Fienwell sagged back in his seat in relief, but then tensed up again as the Radiants’ telepathic voice sounded in his head. *Fienwell! We have reconsidered. You are clever and resourceful. You would be wasted on an assassination mission. We want you to train the new recruits. Come back to us, we need you.*
“Lying bastards!” cried Fienwell out loud. “I'm just cannon fodder to you! We all are! You lied to us! Now I'm going to tell these people the truth!”

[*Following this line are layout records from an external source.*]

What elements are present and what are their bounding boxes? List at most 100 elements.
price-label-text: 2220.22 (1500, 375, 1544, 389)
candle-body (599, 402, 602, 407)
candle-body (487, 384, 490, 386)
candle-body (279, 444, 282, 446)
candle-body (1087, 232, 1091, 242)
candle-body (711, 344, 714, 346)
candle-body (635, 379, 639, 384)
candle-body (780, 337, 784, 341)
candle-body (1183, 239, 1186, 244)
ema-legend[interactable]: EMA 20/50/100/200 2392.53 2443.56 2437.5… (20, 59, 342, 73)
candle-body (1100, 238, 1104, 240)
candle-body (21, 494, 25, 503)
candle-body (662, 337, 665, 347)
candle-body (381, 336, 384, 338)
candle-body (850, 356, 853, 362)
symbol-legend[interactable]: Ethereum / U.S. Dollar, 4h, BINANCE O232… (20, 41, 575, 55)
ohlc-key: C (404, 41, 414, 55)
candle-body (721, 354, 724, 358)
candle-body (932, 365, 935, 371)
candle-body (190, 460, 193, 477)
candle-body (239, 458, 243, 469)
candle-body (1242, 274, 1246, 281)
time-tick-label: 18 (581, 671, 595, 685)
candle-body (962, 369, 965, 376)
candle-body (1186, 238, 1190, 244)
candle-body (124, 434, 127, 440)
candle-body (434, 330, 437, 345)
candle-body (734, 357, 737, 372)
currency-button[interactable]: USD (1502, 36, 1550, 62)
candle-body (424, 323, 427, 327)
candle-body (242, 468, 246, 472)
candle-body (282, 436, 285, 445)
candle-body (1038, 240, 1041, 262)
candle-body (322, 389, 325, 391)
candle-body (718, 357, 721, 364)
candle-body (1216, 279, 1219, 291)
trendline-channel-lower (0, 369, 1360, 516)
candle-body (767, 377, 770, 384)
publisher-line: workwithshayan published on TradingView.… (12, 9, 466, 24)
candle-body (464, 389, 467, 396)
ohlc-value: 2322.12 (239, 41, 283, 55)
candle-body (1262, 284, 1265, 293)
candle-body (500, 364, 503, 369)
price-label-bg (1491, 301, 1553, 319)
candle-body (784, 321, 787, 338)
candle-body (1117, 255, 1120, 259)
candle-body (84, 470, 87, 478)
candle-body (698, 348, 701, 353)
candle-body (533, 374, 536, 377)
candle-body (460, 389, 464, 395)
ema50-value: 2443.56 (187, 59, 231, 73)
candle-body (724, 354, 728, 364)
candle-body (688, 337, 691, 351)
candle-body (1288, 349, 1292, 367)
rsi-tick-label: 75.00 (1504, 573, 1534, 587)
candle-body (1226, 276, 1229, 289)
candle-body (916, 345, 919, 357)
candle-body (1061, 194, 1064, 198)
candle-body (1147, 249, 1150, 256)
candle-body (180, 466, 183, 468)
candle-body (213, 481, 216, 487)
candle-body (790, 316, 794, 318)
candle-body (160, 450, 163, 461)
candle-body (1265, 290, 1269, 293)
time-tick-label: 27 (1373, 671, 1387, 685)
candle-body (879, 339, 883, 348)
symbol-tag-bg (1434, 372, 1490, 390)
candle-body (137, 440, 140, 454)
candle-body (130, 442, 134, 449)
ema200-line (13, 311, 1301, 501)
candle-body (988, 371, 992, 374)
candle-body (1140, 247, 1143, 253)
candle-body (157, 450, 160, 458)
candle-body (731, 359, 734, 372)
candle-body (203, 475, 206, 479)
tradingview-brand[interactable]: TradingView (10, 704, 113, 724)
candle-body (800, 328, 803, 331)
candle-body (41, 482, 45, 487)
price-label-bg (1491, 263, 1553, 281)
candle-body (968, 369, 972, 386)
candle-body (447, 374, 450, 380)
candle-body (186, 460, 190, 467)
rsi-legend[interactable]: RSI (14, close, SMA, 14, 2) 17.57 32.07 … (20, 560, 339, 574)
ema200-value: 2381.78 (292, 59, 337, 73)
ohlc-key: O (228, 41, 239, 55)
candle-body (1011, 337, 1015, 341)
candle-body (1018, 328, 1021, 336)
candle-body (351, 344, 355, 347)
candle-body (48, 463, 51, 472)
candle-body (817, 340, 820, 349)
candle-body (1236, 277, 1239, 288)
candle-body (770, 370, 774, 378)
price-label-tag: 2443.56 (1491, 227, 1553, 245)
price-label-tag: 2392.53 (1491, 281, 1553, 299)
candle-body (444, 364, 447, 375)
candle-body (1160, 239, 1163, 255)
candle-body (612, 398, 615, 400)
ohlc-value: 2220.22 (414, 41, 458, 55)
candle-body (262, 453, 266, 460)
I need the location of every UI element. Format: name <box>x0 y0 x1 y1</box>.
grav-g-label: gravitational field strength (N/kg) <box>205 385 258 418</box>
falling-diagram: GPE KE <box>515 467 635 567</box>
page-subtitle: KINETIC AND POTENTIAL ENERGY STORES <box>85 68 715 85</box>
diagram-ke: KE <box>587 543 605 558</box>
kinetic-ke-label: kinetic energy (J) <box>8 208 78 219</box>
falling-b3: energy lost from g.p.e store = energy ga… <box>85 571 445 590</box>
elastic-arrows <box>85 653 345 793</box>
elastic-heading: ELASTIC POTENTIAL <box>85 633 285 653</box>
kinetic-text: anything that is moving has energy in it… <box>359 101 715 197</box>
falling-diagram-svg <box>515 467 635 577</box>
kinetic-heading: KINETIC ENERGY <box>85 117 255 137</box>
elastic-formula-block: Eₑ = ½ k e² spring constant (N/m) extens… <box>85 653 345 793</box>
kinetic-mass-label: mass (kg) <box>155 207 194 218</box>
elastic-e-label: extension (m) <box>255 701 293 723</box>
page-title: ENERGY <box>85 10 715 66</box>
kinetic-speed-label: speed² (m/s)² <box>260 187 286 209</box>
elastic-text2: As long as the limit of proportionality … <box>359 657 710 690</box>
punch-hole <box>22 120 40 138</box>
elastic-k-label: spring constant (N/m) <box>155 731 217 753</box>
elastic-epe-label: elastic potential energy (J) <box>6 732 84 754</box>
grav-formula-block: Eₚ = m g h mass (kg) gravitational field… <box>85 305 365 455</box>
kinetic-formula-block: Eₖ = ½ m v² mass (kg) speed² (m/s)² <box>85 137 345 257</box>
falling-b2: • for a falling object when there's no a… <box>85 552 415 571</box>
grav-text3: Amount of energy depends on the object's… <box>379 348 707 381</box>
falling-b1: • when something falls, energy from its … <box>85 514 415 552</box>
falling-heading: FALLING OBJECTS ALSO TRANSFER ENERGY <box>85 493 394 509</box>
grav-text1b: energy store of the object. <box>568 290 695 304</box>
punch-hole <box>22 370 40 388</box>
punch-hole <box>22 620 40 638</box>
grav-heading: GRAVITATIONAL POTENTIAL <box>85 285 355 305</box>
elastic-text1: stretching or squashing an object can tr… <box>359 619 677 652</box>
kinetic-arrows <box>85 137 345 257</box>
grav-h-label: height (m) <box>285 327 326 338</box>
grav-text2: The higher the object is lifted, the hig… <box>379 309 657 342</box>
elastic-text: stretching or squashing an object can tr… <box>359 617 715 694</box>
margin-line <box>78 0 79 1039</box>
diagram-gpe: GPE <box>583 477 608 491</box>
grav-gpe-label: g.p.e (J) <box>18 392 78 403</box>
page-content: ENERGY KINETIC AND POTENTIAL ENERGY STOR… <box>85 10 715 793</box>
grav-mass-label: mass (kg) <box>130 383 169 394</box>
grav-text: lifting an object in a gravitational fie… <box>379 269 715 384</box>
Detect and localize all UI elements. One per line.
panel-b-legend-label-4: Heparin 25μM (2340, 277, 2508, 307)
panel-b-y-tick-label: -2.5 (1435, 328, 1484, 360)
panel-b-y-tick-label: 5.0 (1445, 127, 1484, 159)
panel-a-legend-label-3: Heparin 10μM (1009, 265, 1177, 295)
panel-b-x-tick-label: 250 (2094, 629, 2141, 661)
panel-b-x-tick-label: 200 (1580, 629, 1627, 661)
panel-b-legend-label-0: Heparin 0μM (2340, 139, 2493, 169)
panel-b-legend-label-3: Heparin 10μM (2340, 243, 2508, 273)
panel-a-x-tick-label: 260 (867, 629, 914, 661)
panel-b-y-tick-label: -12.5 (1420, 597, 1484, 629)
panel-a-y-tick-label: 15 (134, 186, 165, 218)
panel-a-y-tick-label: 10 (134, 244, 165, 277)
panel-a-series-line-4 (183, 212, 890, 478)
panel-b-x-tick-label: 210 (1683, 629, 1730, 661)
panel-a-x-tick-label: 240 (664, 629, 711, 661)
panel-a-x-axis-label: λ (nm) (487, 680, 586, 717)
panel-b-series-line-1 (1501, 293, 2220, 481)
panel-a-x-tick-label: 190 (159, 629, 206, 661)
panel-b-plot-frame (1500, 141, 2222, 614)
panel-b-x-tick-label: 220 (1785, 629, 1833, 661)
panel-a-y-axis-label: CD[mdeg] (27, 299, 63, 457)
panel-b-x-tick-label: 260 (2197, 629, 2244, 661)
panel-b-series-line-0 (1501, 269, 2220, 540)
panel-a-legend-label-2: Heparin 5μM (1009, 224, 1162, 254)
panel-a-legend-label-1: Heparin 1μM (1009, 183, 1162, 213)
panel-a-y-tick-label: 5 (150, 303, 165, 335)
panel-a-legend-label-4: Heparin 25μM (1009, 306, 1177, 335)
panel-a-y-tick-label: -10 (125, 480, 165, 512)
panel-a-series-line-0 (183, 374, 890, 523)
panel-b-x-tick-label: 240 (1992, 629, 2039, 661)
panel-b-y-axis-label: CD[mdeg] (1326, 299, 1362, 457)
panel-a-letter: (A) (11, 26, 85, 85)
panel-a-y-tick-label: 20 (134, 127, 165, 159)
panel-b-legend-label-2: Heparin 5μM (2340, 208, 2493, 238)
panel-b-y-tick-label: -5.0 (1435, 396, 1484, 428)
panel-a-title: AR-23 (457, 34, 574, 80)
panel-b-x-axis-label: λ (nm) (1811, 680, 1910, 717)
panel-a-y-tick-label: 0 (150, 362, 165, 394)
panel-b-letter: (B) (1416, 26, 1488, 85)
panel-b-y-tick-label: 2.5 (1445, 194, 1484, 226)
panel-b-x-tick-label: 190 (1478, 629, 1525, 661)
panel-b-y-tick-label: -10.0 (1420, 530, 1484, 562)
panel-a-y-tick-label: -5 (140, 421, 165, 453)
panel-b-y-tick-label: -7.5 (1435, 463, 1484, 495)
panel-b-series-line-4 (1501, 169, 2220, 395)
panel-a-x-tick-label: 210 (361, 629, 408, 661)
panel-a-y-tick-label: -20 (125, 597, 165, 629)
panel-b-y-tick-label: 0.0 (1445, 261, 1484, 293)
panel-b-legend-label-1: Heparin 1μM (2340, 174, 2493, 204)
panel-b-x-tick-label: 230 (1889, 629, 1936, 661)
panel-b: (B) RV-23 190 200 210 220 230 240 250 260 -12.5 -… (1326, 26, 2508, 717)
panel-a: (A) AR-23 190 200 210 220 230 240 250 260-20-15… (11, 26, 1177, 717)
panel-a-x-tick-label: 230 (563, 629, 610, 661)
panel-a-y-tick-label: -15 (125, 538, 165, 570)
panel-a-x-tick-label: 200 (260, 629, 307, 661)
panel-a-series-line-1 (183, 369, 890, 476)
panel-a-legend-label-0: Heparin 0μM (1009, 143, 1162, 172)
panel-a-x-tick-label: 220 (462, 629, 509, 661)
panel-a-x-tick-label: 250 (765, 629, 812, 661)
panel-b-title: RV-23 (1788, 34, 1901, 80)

*That would be a mistake. We are going to destroy this civilisation. They cannot protect you.*
*We'll see who destroys who! I know how scared you are! I know what you're scared of! You've declared war on the wrong people!*
There was no reply, and Fienwell looked out the window again to see all the Radiants rising high into the sky, the pursuit forgotten. Now the storms and earthquakes will come, he thought, but they can only cause one earthquake in each city, releasing whatever stress there is in the underlying bedrock. Once they've shot their bolt, the damage they can do is limited. Storms, curses... A civil war was their best chance to destroy the Empire. Is it too late to prevent it?
His thoughts were interrupted as the man sitting beside him grabbed his wrist and closed a manacle on it, then on his other wrist. “Rastor Fienwell,” he said, “you're under arrest.”